Researches have shown that mammals, and in particular primates, share anatomic, functional and chemical similarities with human brains, making them the most susceptible species to develop depression. However, since animals are unable to speak and transmit their feelings to humans, makes the diagnosis of these diseases very challenging. To better understand their mental state, scientists base their judgement on the animal’s mood and the changes in their normal behaviour. Primates are perhaps the most transparent of the species and the easiest to illustrate their feelings of sadness based on their facial expressions, but when this not possible, scientists and vets often look for other symptoms, such lethargy, lack of enthusiasm to pleasurable activities, loss of appetite, as well as changes in behaviour and in sleeping patterns. For instance, the majority of the dogs are comfortable when left alone at home for a few hours, whilst others develop obsessive behaviours such as constant barking and crying, repeatedly licking of parts of their body, biting furniture, defecating, urinating or showing changes in their normal behaviour such as aggressiveness, etc.
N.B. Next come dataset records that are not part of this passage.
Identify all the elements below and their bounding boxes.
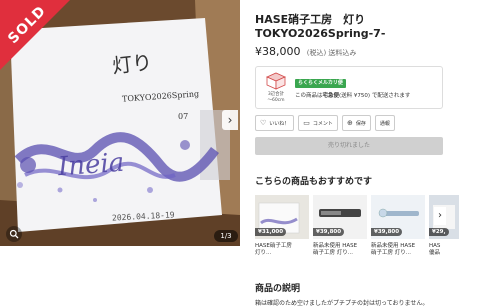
recommend-item[interactable]: ¥39,800 新品未使用 HASE 硝子工房 灯り... bbox=[371, 195, 425, 257]
recommend-price: ¥31,000 bbox=[255, 228, 287, 236]
recommend-next-button[interactable]: › bbox=[434, 207, 446, 225]
bookmark-icon: ⊕ bbox=[346, 118, 353, 127]
shipping-text-prefix: この商品は bbox=[295, 93, 323, 99]
recommend-list: ¥31,000 HASE硝子工房 灯り... ¥39,800 新品未使用 HAS… bbox=[255, 195, 480, 265]
price-row: ¥38,000 (税込) 送料込み bbox=[255, 45, 356, 58]
zoom-button[interactable] bbox=[6, 226, 22, 242]
recommend-thumbnail: ¥39,800 bbox=[313, 195, 367, 239]
product-title: HASE硝子工房 灯りTOKYO2026Spring-7- bbox=[255, 13, 386, 40]
zoom-icon bbox=[9, 229, 19, 239]
report-button[interactable]: 通報 bbox=[374, 115, 395, 131]
package-icon bbox=[266, 72, 286, 90]
recommend-thumbnail: ¥31,000 bbox=[255, 195, 309, 239]
shipping-text: この商品は宅急便(送料 ¥750) で配送されます bbox=[295, 91, 410, 99]
heart-icon: ♡ bbox=[260, 118, 267, 127]
product-detail-panel: HASE硝子工房 灯りTOKYO2026Spring-7- ¥38,000 (税… bbox=[255, 0, 480, 308]
recommend-price: ¥29, bbox=[429, 228, 449, 236]
report-label: 通報 bbox=[379, 120, 390, 127]
comment-label: コメント bbox=[312, 120, 333, 127]
action-bar: ♡ いいね！ ▭ コメント ⊕ 保存 通報 bbox=[255, 115, 395, 131]
photo-handwriting-1: 灯り bbox=[111, 49, 154, 79]
like-label: いいね！ bbox=[269, 120, 290, 127]
save-label: 保存 bbox=[355, 120, 366, 127]
chevron-right-icon: › bbox=[227, 113, 233, 127]
recommend-name: HASE硝子工房 灯り... bbox=[255, 243, 292, 256]
sold-ribbon: SOLD bbox=[0, 0, 70, 70]
recommend-name: 新品未使用 HASE 硝子工房 灯り... bbox=[313, 243, 358, 256]
comment-button[interactable]: ▭ コメント bbox=[298, 115, 338, 131]
recommend-item[interactable]: ¥31,000 HASE硝子工房 灯り... bbox=[255, 195, 309, 257]
photo-signature: Ineia bbox=[57, 147, 126, 183]
chevron-right-icon: › bbox=[438, 210, 442, 221]
recommend-name: 新品未使用 HASE 硝子工房 灯り... bbox=[371, 243, 416, 256]
comment-icon: ▭ bbox=[303, 118, 310, 127]
photo-handwriting-3: 07 bbox=[178, 112, 189, 121]
recommend-price: ¥39,800 bbox=[313, 228, 345, 236]
recommend-title: こちらの商品もおすすめです bbox=[255, 177, 373, 187]
recommend-name: HAS 優品 bbox=[429, 243, 441, 256]
shipping-badge: らくらくメルカリ便 bbox=[295, 79, 346, 88]
recommend-item[interactable]: ¥29, HAS 優品 bbox=[429, 195, 459, 257]
description-title: 商品の説明 bbox=[255, 284, 301, 294]
product-image[interactable]: 灯り TOKYO2026Spring 07 Ineia 2026.04.18-1… bbox=[0, 0, 240, 246]
shipping-size: 3辺合計 ～60cm bbox=[267, 92, 285, 103]
shipping-text-suffix: (送料 ¥750) で配送されます bbox=[339, 93, 411, 99]
shipping-info: 3辺合計 ～60cm らくらくメルカリ便 この商品は宅急便(送料 ¥750) で… bbox=[255, 66, 443, 109]
price-note: (税込) 送料込み bbox=[306, 49, 357, 57]
save-button[interactable]: ⊕ 保存 bbox=[341, 115, 371, 131]
shipping-method: 宅急便 bbox=[322, 93, 340, 99]
image-counter: 1/3 bbox=[214, 230, 238, 242]
description-text: 箱は確認のため空けましたがプチプチの封は切っておりません。 bbox=[255, 300, 429, 307]
like-button[interactable]: ♡ いいね！ bbox=[255, 115, 295, 131]
recommend-price: ¥39,800 bbox=[371, 228, 403, 236]
recommend-item[interactable]: ¥39,800 新品未使用 HASE 硝子工房 灯り... bbox=[313, 195, 367, 257]
product-price: ¥38,000 bbox=[255, 45, 301, 58]
sold-out-button[interactable]: 売り切れました bbox=[255, 137, 443, 155]
recommend-thumbnail: ¥39,800 bbox=[371, 195, 425, 239]
image-next-button[interactable]: › bbox=[222, 110, 238, 130]
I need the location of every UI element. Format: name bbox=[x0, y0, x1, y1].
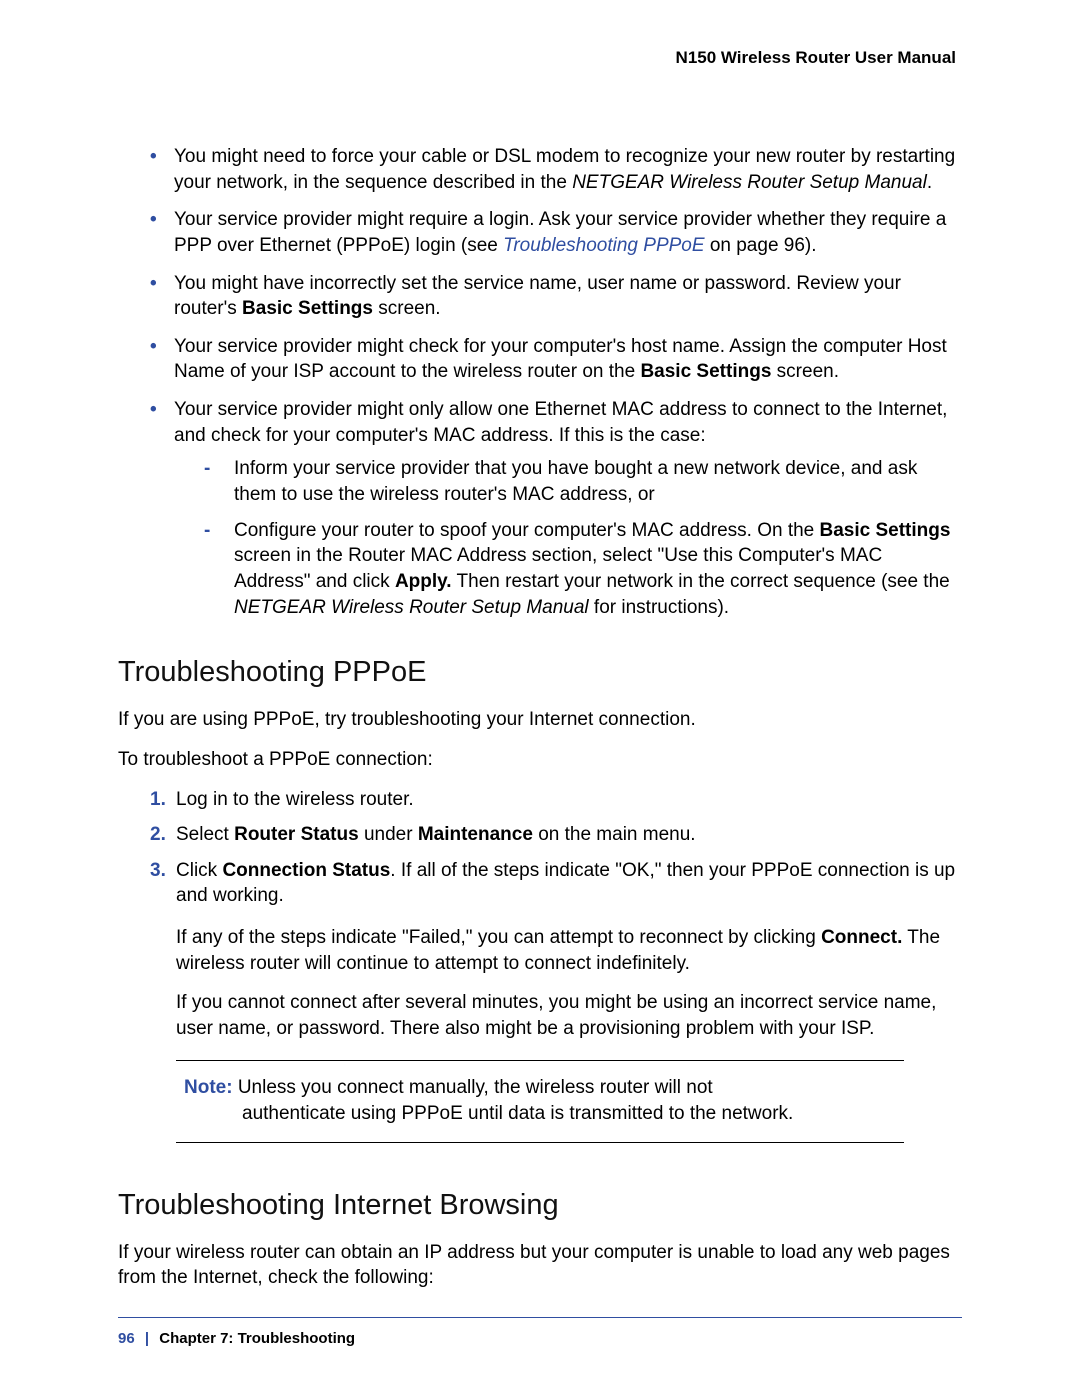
page: N150 Wireless Router User Manual You mig… bbox=[0, 0, 1080, 1397]
manual-title: N150 Wireless Router User Manual bbox=[676, 48, 956, 67]
link-troubleshooting-pppoe[interactable]: Troubleshooting PPPoE bbox=[503, 235, 704, 256]
paragraph: If any of the steps indicate "Failed," y… bbox=[176, 925, 962, 976]
list-item: Click Connection Status. If all of the s… bbox=[150, 858, 962, 909]
list-item: Select Router Status under Maintenance o… bbox=[150, 822, 962, 848]
chapter-label: Chapter 7: Troubleshooting bbox=[159, 1330, 355, 1347]
list-item: Your service provider might only allow o… bbox=[150, 397, 962, 620]
heading-pppoe: Troubleshooting PPPoE bbox=[118, 656, 962, 689]
paragraph: To troubleshoot a PPPoE connection: bbox=[118, 747, 962, 773]
page-footer: 96 | Chapter 7: Troubleshooting bbox=[118, 1317, 962, 1347]
page-content: You might need to force your cable or DS… bbox=[118, 144, 962, 1291]
list-item: You might have incorrectly set the servi… bbox=[150, 271, 962, 322]
note-box: Note: Unless you connect manually, the w… bbox=[176, 1060, 904, 1143]
paragraph: If you cannot connect after several minu… bbox=[176, 990, 962, 1041]
page-header: N150 Wireless Router User Manual bbox=[118, 48, 956, 68]
list-item: Your service provider might check for yo… bbox=[150, 334, 962, 385]
list-item: Log in to the wireless router. bbox=[150, 787, 962, 813]
heading-internet-browsing: Troubleshooting Internet Browsing bbox=[118, 1189, 962, 1222]
paragraph: If your wireless router can obtain an IP… bbox=[118, 1240, 962, 1291]
page-number: 96 bbox=[118, 1330, 135, 1347]
list-item: Configure your router to spoof your comp… bbox=[204, 518, 962, 621]
pppoe-steps: Log in to the wireless router. Select Ro… bbox=[118, 787, 962, 910]
footer-separator: | bbox=[139, 1330, 155, 1347]
list-item: Inform your service provider that you ha… bbox=[204, 456, 962, 507]
list-item: Your service provider might require a lo… bbox=[150, 207, 962, 258]
note-label: Note: bbox=[184, 1077, 238, 1098]
footer-rule bbox=[118, 1317, 962, 1318]
list-item: You might need to force your cable or DS… bbox=[150, 144, 962, 195]
paragraph: If you are using PPPoE, try troubleshoot… bbox=[118, 707, 962, 733]
sub-list: Inform your service provider that you ha… bbox=[174, 456, 962, 620]
troubleshoot-list: You might need to force your cable or DS… bbox=[118, 144, 962, 620]
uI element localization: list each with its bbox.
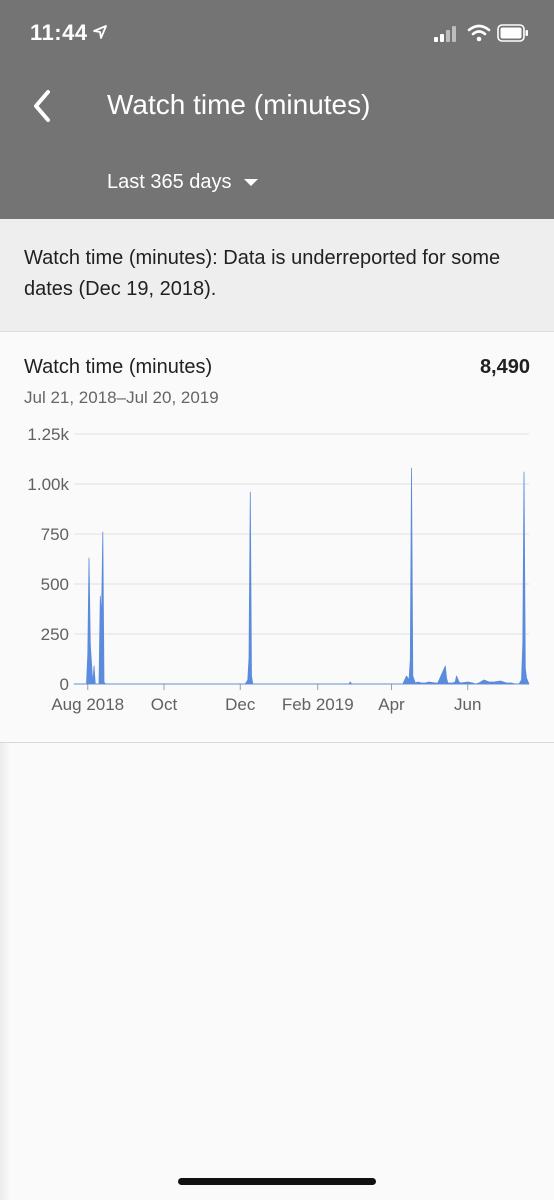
x-tick-label: Aug 2018 (51, 695, 124, 714)
date-range-dropdown[interactable]: Last 365 days (107, 171, 258, 194)
x-tick-label: Oct (151, 695, 178, 714)
wifi-icon (467, 24, 491, 42)
y-tick-label: 750 (41, 525, 69, 544)
y-tick-label: 0 (60, 675, 69, 694)
date-range-label: Last 365 days (107, 171, 232, 193)
status-time: 11:44 (30, 20, 88, 45)
home-indicator[interactable] (178, 1178, 376, 1185)
page-title: Watch time (minutes) (107, 89, 371, 120)
x-tick-label: Feb 2019 (282, 695, 354, 714)
underreported-notice: Watch time (minutes): Data is underrepor… (0, 219, 554, 332)
notice-text: Watch time (minutes): Data is underrepor… (24, 247, 501, 300)
header-bar: 11:44 Watch time (minutes) Last 365 days (0, 0, 554, 219)
x-tick-label: Apr (378, 695, 405, 714)
x-tick-label: Jun (454, 695, 481, 714)
watch-time-chart: 0 250 500 750 1.00k 1.25k Aug 2018 Oct Dec Feb 20… (27, 425, 530, 714)
location-arrow-icon (93, 25, 107, 39)
edge-shadow (0, 743, 10, 1200)
y-tick-label: 1.00k (27, 475, 69, 494)
watch-time-area (73, 467, 530, 685)
back-arrow-icon[interactable] (30, 86, 66, 126)
y-tick-label: 500 (41, 575, 69, 594)
x-tick-label: Dec (225, 695, 256, 714)
y-tick-label: 250 (41, 625, 69, 644)
dropdown-caret-icon (243, 179, 258, 186)
y-tick-label: 1.25k (27, 425, 69, 444)
battery-icon (497, 24, 528, 42)
signal-icon (434, 26, 456, 42)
Each animal has its different personality and is very important that the owners understand what is normal or not for each animal. It is also frequent to encounter signs of anxiety and depression in animals kept in captivity, often exhibiting repetitive and compulsory behaviours, such as the constant walking back and forward or in cycles.

Then how can we help the animals through these difficult times?

To start with, it is important to rule out that the changes in the animal’s behaviour are not the result of a simple underlying physical condition or disease. If the animal appears to be suffering from depression-like behaviour, there are a few things the owner can do. Here are some advices:

• Engage with the animal in fun activities, such as games, exercises, etc

• Increase the time spent with the animal and pay more attention to them

• Take your animal for longer walks and exercises

• Incentive the animal to play with other animals

• Limit the time the animal is left alone

• Take time to bond with them

Each animal has a different personality and is essential to understand the reason behind their sadness to better help them. If none of the advices work, consider taking the pet to a behaviourist or to the vet, which can ultimately prescribe antidepressant medications.

Depression can take time but often disappears with some changes in the animal day-to-day life. Nevertheless, it is crucial not to let the disease progress as it can deteriorate the animal’s health and be life threatening.

Large studies are lacking in this field and a lot of research is still necessary to better understand the way the animal feel and how to help them fight the disease. However, many studies agree that animals often help humans improve from depression and that owning a pet can be very beneficial to fight this condition. It is now in our hands to help them too!!

By Ricardo Ribas, veterinary doctor, doctorate in veterinary sciences and scientist in London.

Reference Sources

1. Flint J., Kendler K.S. The genetics of major depression. Neuron. 2014;81:484–503. doi: 10.1016/j.neuron.2014.01.027.

2. Krista Mifflinm. Dogs and Depression. The SprucePets. https://www.thesprucepets.com/do-dogs-get-depression-1112512. Updated 28.05.20. Accessed on August 2020.

3. Depression. World Health Organisation https://www.who.int/health-topics/depression#tab=tab_1

4. Sasha Ingber, Do animals get depressed? National Geographic News, National Geographic. https://www.nationalgeographic.com/news/2012/10/121004-animals-depression-health-science/. Published 06.10.12. Accessed August 2020

5. Tibi Puiu. Can animals get depressed too? ZME Science. https://www.zmescience.com/ecology/animals-ecology/animal-depression/. Published 22.09.16. Accessed August 2020.

Disclaimer

The material, ideas and prevention measures discussed on this article are for informational purposes only. For more information consult a vet or a professional in the area. Whilst every effort is made to make sure the article is accurate at the time of publication, I take no liability for any new developments on the subject as well as any errors or omissions.